Mars is pockmarked with absolutely massive lava tubes, with ceilings as high as the Empire State Building, new research shows. And the moon hosts even more gargantuan tubes, with heights that dwarf Dubai's Burj Khalifa, the world's tallest building, and "skylights" as big as football fields.
These yawning, subterranean caverns, which are shielded from punishing solar radiation, could be used as sites for future human bases, scientists argue.
A lava tube is a tunnel under a world's surface, formed by an intense flow of molten rock during a volcanic explosion. On Earth, they're most easily spotted when they collapse, forming long furrows in the dirt. Partial collapses sometimes form chains of "skylights" that reveal hidden lava tubes that are mostly intact. Researchers have speculated that lava tubes might exist on Mars and the moon since the 1960s, but in recent years Martian and lunar orbiters have beamed home images showing how common these formations likely are, both on the Red Planet and on our moon. Now, researchers argue in a new paper published July 20 in the journal Earth-Science Reviews, it's time to explore them in earnest.
Here's why: These lava tubes are truly enormous, and might offer safer habitats than the lunar or Martian surfaces.
"The largest lava tubes on Earth are maximum [about] 40 meters [130 feet] of width and height," said study co-author Riccardo Pozzobon, a geoscientist at the University of Padova, Italy. "So like a very large motorway tunnel."
That's certainly big enough space for some people to fit inside. But on Mars collapsed lava tubes tend to be about 80 times larger than Earth's, with diameters of 130 to 1,300 feet (40 to 400 m). Lunar lava tubes seem to be still larger, the researchers found, with collapse sites 300 to 700 times the size of Earth's. Lunar lava tubes likely range from 1,600 to 3,000 feet (500 to 900 m).
A lava tube on the moon, Pozzobon told Live Science, could easily contain a small city within its walls.
The sheer scale of these extraterrestrial lava tubes is likely a result of low Martian and lunar gravity, as well as differences in how volcanoes operated on those bodies compared to Earth.
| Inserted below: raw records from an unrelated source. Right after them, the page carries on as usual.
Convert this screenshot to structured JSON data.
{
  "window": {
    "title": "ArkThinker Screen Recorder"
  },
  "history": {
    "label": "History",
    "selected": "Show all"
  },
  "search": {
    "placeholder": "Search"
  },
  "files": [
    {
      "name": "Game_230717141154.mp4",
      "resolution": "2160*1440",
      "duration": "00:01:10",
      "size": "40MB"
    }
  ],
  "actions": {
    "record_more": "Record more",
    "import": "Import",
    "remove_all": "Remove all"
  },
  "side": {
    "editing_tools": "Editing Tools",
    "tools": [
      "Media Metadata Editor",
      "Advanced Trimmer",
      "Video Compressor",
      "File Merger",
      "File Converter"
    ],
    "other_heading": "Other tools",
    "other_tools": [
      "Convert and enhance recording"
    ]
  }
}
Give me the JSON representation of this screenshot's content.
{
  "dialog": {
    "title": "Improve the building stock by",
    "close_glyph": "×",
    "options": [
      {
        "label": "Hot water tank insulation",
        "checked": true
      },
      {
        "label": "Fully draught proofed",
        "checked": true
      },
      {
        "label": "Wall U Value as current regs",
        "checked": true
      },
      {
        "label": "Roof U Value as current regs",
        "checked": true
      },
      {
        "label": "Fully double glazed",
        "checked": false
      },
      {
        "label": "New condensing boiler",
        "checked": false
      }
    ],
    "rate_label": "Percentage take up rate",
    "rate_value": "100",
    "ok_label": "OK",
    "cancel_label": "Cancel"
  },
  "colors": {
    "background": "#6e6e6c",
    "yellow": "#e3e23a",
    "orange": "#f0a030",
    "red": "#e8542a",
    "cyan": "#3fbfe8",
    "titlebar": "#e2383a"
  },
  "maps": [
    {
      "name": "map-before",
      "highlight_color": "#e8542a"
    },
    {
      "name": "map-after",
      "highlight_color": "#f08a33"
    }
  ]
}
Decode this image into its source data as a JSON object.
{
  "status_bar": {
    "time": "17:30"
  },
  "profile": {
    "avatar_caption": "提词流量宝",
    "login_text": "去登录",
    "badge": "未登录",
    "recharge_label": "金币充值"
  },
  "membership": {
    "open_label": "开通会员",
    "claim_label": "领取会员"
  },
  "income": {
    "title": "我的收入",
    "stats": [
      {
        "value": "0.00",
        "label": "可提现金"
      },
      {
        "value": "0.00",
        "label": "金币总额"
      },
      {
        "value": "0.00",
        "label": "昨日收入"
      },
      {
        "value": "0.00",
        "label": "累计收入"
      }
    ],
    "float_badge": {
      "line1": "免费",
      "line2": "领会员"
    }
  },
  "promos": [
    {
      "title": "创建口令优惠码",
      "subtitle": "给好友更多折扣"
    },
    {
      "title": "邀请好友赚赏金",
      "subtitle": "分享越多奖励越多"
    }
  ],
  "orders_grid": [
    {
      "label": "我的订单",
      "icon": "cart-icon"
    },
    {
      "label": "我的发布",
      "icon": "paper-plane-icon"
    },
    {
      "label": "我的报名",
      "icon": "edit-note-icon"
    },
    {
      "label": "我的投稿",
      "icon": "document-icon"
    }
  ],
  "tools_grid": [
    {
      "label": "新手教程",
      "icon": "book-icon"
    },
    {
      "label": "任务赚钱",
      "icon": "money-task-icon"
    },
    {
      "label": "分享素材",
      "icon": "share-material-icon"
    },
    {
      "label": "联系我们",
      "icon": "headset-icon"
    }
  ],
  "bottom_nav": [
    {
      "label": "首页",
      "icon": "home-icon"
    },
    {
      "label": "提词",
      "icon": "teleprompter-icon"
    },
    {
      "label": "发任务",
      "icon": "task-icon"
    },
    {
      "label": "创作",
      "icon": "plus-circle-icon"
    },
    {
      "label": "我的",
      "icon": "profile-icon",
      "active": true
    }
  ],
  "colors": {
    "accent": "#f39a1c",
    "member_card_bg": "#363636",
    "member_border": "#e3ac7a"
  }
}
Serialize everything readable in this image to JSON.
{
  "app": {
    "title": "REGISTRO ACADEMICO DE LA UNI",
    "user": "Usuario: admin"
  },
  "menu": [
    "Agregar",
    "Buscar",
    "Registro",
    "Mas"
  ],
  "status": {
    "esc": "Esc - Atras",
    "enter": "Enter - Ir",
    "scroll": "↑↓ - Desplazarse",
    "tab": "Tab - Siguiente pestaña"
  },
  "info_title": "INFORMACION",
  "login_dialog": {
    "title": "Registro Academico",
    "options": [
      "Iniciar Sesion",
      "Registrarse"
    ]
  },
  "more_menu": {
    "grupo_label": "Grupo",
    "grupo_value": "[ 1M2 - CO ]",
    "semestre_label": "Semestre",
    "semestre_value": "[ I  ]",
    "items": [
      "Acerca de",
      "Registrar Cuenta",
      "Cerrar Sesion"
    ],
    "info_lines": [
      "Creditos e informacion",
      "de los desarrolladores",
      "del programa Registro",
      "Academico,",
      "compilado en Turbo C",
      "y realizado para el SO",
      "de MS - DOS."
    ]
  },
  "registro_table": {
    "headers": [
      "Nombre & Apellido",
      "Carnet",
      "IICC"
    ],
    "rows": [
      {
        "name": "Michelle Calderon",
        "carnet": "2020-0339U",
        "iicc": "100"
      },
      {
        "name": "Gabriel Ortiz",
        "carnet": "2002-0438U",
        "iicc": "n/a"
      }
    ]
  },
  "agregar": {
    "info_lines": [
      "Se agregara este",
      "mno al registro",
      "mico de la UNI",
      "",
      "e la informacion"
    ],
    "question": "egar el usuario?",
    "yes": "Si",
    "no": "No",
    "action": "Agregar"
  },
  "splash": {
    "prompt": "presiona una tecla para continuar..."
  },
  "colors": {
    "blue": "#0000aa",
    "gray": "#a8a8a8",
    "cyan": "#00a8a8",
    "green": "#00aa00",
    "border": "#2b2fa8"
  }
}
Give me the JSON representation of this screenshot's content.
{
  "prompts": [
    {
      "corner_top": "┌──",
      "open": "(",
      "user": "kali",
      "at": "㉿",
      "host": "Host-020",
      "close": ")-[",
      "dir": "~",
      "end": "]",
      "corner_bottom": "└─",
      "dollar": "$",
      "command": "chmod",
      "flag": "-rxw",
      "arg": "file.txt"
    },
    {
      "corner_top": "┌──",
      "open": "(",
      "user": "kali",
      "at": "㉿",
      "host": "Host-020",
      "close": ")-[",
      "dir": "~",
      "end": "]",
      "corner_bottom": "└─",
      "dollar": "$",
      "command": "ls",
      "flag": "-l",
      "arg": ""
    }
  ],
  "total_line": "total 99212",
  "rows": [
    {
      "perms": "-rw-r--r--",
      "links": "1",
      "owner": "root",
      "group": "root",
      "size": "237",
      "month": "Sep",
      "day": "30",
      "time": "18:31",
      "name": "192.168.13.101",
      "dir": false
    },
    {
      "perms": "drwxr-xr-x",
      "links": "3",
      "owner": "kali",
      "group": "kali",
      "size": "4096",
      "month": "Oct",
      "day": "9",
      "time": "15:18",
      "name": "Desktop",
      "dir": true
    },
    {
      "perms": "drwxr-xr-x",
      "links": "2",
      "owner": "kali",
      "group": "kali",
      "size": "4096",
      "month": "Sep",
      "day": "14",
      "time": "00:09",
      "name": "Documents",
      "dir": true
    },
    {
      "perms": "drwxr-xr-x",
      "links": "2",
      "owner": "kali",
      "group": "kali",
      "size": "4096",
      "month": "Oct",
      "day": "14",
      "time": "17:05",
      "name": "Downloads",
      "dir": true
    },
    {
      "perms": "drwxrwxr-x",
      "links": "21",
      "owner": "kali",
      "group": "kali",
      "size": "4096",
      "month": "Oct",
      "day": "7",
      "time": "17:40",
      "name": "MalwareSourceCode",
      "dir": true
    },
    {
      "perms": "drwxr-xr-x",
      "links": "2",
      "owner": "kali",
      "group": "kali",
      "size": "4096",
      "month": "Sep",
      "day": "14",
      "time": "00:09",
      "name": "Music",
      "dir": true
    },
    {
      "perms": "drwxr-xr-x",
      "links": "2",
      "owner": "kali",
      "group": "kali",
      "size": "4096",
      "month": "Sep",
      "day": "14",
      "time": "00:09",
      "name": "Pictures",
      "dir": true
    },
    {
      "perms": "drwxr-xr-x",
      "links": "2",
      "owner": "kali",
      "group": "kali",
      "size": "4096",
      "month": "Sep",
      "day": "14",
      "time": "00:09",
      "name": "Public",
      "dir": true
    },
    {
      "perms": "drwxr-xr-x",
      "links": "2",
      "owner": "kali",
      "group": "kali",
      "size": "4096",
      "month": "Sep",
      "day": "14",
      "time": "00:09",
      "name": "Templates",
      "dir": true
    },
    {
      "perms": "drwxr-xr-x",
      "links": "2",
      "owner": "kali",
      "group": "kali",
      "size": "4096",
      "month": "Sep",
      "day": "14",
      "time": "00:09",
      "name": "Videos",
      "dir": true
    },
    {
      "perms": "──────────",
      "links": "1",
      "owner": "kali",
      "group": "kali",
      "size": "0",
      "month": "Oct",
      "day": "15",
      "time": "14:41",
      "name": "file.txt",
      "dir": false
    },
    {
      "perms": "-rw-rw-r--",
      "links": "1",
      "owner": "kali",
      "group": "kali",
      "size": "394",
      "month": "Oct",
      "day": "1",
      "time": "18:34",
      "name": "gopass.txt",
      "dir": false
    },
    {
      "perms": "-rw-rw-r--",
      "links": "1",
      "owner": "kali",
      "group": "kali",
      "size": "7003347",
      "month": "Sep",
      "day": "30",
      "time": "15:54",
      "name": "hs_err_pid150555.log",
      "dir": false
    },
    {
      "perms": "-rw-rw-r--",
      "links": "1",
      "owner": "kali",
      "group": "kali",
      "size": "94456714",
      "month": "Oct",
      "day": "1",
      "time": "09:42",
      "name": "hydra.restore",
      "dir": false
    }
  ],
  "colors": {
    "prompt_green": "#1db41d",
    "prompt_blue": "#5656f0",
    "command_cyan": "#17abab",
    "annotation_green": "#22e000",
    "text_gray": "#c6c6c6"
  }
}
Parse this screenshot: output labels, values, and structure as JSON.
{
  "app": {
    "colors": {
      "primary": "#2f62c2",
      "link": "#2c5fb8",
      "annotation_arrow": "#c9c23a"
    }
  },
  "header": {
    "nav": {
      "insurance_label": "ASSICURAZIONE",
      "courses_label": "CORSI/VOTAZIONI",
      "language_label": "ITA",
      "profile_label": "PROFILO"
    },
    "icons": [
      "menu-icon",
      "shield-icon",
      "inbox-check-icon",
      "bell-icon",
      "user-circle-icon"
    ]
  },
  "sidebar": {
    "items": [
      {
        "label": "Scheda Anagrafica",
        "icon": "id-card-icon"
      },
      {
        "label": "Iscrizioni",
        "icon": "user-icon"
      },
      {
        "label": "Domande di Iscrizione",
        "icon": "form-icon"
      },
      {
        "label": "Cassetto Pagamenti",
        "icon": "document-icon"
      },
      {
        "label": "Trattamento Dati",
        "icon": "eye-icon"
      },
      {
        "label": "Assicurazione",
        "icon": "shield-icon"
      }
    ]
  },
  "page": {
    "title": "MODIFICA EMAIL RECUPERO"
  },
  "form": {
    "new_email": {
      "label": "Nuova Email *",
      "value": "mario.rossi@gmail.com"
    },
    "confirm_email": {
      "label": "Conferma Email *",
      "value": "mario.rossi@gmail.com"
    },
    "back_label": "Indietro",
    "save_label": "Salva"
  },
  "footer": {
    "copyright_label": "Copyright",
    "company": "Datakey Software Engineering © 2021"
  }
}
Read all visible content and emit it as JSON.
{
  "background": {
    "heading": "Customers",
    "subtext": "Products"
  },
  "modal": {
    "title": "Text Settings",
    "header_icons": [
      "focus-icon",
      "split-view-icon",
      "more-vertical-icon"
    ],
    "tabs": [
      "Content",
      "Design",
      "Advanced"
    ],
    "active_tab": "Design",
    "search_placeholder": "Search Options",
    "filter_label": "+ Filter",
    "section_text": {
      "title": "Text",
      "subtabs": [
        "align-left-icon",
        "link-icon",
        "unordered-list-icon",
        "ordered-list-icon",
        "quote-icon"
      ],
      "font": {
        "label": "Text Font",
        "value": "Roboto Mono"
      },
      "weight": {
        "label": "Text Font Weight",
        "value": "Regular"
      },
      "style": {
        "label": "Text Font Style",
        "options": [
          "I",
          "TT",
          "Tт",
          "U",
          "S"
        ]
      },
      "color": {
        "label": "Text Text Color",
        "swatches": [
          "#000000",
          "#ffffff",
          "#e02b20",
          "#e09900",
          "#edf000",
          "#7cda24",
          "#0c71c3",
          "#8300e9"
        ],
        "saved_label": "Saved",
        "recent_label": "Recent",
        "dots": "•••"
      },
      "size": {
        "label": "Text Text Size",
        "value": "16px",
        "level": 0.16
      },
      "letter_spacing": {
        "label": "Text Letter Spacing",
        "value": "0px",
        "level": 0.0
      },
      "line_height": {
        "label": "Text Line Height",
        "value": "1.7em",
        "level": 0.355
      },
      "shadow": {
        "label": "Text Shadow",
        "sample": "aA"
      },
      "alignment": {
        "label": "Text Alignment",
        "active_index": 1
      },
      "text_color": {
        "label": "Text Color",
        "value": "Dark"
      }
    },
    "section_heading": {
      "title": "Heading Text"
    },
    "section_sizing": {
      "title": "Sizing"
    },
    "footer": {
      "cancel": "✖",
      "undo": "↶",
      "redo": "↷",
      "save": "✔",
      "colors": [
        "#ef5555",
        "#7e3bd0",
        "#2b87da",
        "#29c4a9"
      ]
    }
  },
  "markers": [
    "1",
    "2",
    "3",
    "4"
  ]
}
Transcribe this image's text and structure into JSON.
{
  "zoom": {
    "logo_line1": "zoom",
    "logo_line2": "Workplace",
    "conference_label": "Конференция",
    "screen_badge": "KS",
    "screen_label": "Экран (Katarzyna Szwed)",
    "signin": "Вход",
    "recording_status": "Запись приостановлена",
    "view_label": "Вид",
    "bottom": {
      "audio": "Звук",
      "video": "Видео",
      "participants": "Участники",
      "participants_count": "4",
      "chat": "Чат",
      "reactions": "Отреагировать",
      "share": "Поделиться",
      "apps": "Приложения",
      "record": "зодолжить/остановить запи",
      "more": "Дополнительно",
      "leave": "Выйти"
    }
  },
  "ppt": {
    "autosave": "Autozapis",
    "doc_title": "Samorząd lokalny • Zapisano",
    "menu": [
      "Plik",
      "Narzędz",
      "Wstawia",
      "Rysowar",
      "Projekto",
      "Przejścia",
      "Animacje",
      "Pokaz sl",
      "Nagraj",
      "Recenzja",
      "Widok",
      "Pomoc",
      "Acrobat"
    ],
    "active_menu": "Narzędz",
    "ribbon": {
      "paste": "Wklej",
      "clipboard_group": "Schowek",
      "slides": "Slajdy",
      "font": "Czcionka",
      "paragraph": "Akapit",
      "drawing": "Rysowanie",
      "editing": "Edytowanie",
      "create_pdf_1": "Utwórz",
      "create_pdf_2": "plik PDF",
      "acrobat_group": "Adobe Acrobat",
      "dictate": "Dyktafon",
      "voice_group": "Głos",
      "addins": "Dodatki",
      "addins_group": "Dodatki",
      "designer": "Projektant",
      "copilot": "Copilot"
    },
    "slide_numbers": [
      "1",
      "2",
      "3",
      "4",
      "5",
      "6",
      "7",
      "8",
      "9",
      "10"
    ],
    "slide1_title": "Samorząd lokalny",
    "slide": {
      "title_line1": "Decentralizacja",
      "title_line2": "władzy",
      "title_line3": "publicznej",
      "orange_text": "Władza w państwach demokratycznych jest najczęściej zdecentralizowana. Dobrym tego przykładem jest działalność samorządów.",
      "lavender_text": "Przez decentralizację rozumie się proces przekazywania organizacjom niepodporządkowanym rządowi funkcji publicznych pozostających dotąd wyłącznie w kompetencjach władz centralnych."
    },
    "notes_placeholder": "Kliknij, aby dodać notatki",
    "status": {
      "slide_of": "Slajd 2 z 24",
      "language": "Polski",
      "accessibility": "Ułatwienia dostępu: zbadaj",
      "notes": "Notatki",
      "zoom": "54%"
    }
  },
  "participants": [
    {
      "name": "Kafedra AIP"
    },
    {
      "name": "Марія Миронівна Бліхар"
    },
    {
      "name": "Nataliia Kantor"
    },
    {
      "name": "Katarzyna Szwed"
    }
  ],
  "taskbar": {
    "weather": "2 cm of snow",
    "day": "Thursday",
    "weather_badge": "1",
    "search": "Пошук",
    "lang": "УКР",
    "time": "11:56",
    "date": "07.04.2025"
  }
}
To assess the size of lunar and Martian lava tubes, the researchers collected 3D laser scans of their counterparts — both collapsed and intact — on Earth. Then they collected all the available satellite images of collapsed lava tubes on Mars and the moon and modeled the size of the intact tubes based on the relationships between collapsed and intact tunnels on Earth.
Lava tubes make appealing human habitats for a number of reasons, including protection from meteors that don't burn up as easily in the thin Martian and lunar atmospheres, the researchers wrote. They also likely contain useful chemicals, like water ice and volatile chemicals that can be used to make fuel. A thick layer of rock overhead can also, as Live Science previously reported, offer shielding against solar radiation. And skylights would still offer easy access to the surface.
Science-fiction authors like Kim Stanley Robinson have occasionally imagined pressurizing craters or lava tubes and filling them with air. But Pozzobon said that scenario is unlikely, not least because in the moon's lava tubes, openings can be as wide as a football field.
"Due to their huge size and the possibility of having leaks due to the fracturing of the rocks, I would see pressurizing them very unlikely," Pozzobon told Live Science. "What is more likely is to establish settlements within these voids, either to host humans or for storing equipment."
Even stashing a base inside a lava tube presents challenges, however.
"Although a lava tube could provide a shelter to thermal excursion, radiation and micro impacts, it is not easily accessible and the basaltic rocks of its interior can be razor-like sharp and the terrain very uneven," he said. "So the engineering challenges of placing inflatable habitats within such impressive caves is not trivial and requires very detailed studies."
Right now, the immediate challenge is gathering more information about the intact lava tubes on the moon and Earth. Right now, researchers can only identify them from satellite images of skylights or collapses. But differentiating a skylight from a simple hole in the ground is tricky. Researchers look for angled images of the holes that reveal the void underneath, he said, or other geological hints of a nearby cave. But nothing beats direct exploration, the researchers wrote.
Models suggest that Martian lava tubes were more likely to have grown to the point of collapse when the planet was volcanically active, and might be harder to find intact. A greater proportion of lunar tubes are probably structurally sound, the researchers wrote. That makes the moon's lava tubes better candidates for exploration.
It's important, the researchers wrote, that scientists develop a detailed plan for exploring the tubes. Right now, no rover is autonomous enough or built with the right equipment to go spelunking on the moon or Mars. And before designing and launching a rover to perform that task, satellites equipped with ground-penetrating radar or other remote-sensing technology should build detailed maps of tube formations underground. The process of discovering ideal sites for human sub-lunar or sub-Martian habitation will likely take a long time and involve many intermediate steps, the researchers wrote..
So while Earth may seem like a particularly inhospitable place right now, it's a little too soon to pack up and relocate to an extraterrestrial lava tube.